Many other designers are looking to reconstruct menswear, finishing their garments as exquisitely as possible, but John Varvatos took the opposite route for spring. He chose instead to break down not just the structure of his clothes, but also the surface of the fabrics they were made from. Leather was laundered until it shrank, wools were rolled with plaster, knits were washed with coffee for a prestained effect, hems were frayed or torn apart and hand-stitched back together. Figure in the beaten-up accessories (shoes worn sockless, natch), and you had a composite image of a chic hobo, someone not a million miles away from Varvatos's current poster boy, the worn rock-warrior Iggy Pop. But if the dip- and garment-dyeing, the distressing and perforating, offered a master class in the pre-aging of clothes, these calculated imperfections didn't quite add up to the coherent force of Varvatos's fall showing. That said, Varvatos's unerring eye for detail yielded stand-out pieces, like a toggle-closed leather jacket and a snaky black linen suit. And the accessories, however battered, were also strong—bruised but unbowed.
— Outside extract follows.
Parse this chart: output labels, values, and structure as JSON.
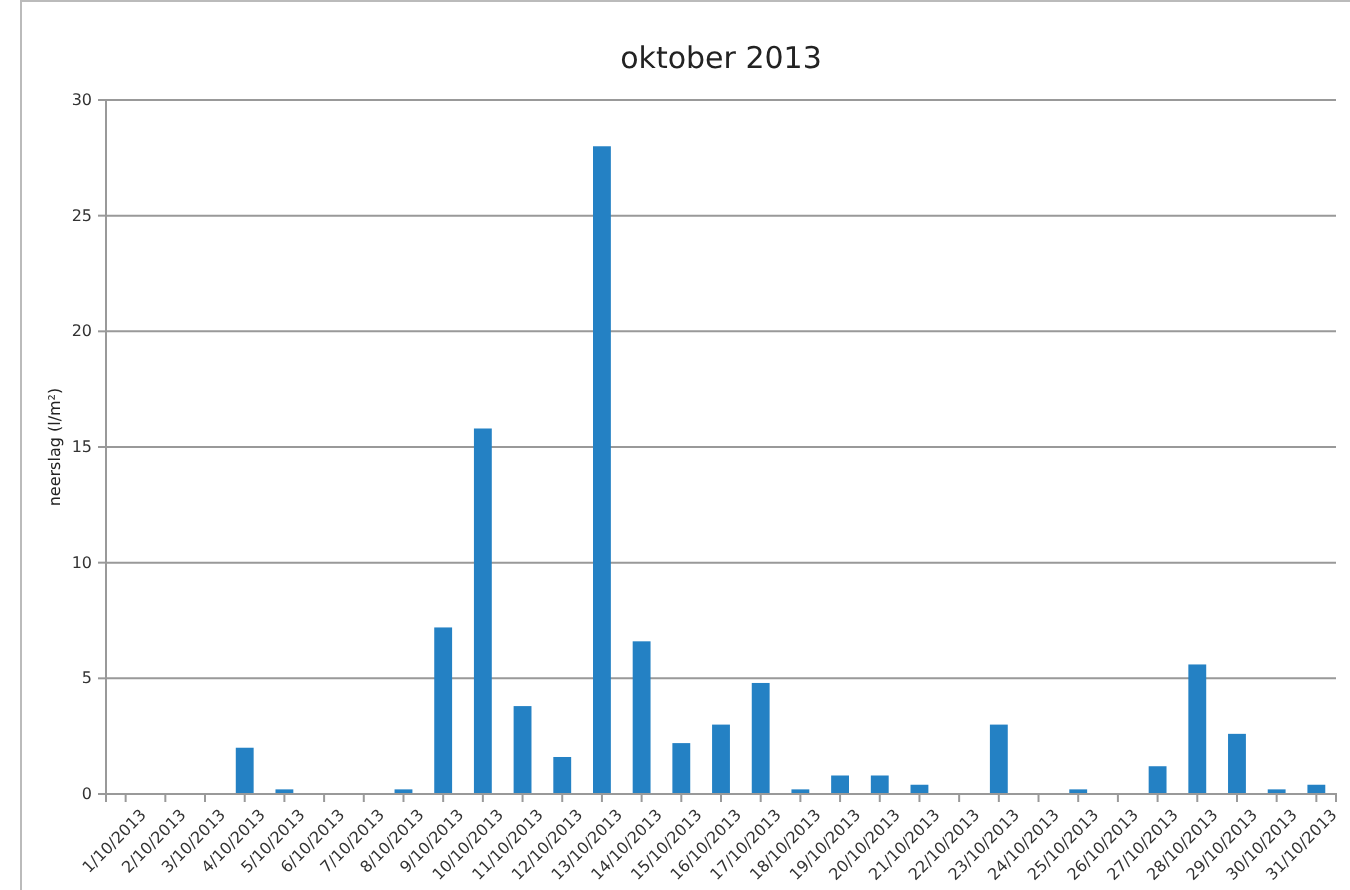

For his second line, John Varvatos USA, the rockophile designer dropped last season's college boy in the bowels of Irving Plaza circa '84. There was a New Wave flair to the shiny black suit worn with black-and-white striped rugby shirt and skinny tie, and a foretaste of grunge in the wrecked tees. Nice touch: One guy looked like he'd borrowed his dad's glen-plaid sports jacket.